María Eugenia Arias Gómez
Instituto Mora
En revista BiCentenario. El ayer y hoy de México, núm. 48.
A través de las siguientes páginas, los lectores hallarán el caso histórico de Emiliano Zapata, quien murió víctima de una traición; cómo e incluso por qué, antes y después de ocurrir ese hecho, tuvo una metamorfosis al generarse un ser mítico y legendario.
I
Emiliano Zapata Salazar fue asesinado el 10 de abril de 1919 en Chinameca, Morelos. Al otro día y hasta mayo, las noticias de los principales periódicos que circulaban en la Ciudad de México fueron encabezadas con expresiones sugerentes: “Emiliano Zapata fue muerto en combate”, “Cómo fue la muerte del Atila del Sur”, “Los zapatistas tienen imitadores en Rusia”, “Murió Emiliano Zapata: el zapatismo ha muerto”, “La muerte de […] Zapata no es la muerte de la rebelión”, “Emiliano Zapata, ya es tipo de leyenda”.
Se publicaron fotografías del caudillo, tanto en vida como ya fallecido, así como de varios familiares y partidarios suyos. Además, en son de burla, se intercalaron elocuentes caricaturas. Casi todos los reporteros dedicaron extensas líneas al terrible acontecimiento, con alabanzas y adulaciones para el autor intelectual y los ejecutores, y enseguida dieron a estos el fallo a favor. Otros, los menos, corrieron la pluma para expresar la protesta y otorgaron un reconocimiento al caudillo sureño y su causa.

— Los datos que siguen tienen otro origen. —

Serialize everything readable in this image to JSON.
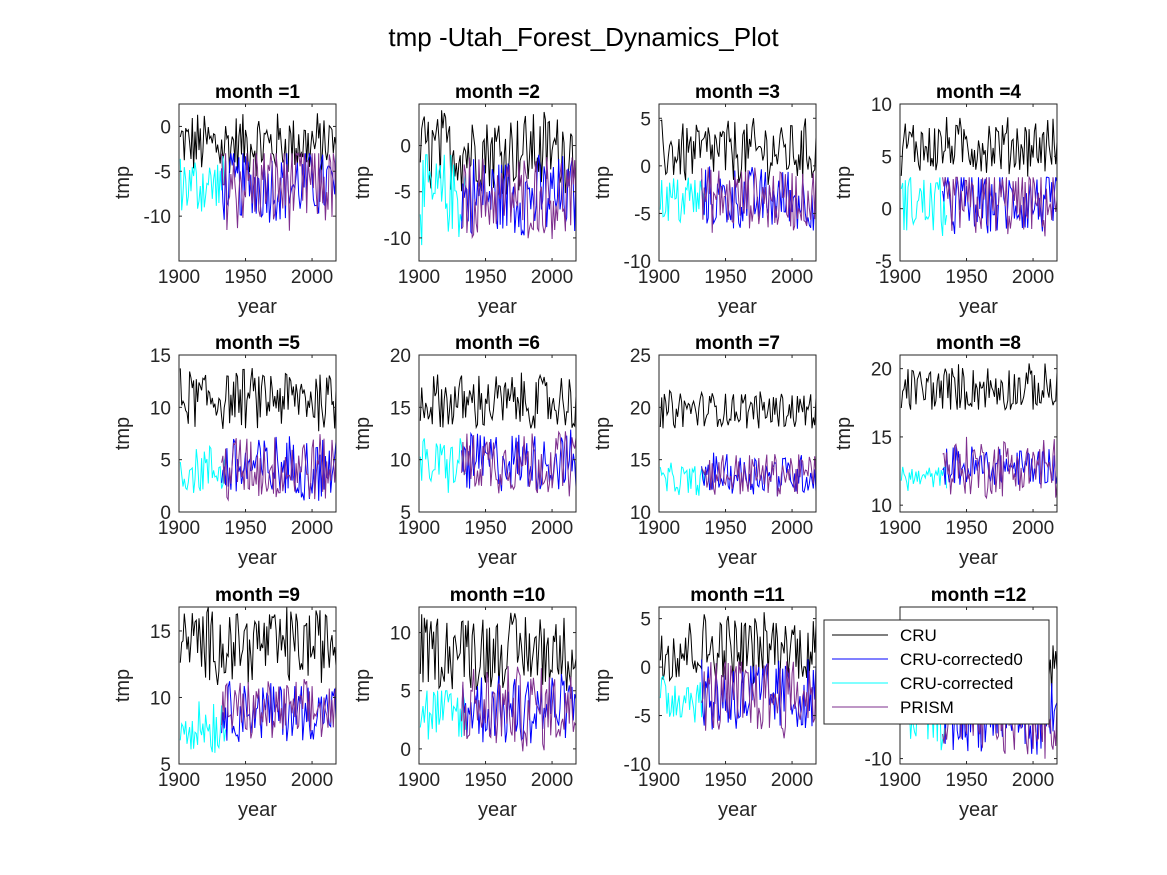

Desde entonces, y durante años, se difundió de boca en boca y a través de escritos que Zapata no había muerto, que un primo parecido ocupó su lugar y que se vio que no tenía el lunar en la cara, ni “la manita grabada en la espalda”, con lo que se identificaba a “Miliano”. Se mencionó que él “se había ido a las montañas” o que se fue a vivir a Arabia…. Se dijeron y escribieron otras, muchas otras cosas, que narraron tanto sus simpatizantes como sus detractores, quienes contribuyeron al mito y la leyenda, acarreando con ello un fenómeno singular del individuo… Algunos apuntaron que al tiempo le correspondía juzgar los hechos, el tribunal de la historia.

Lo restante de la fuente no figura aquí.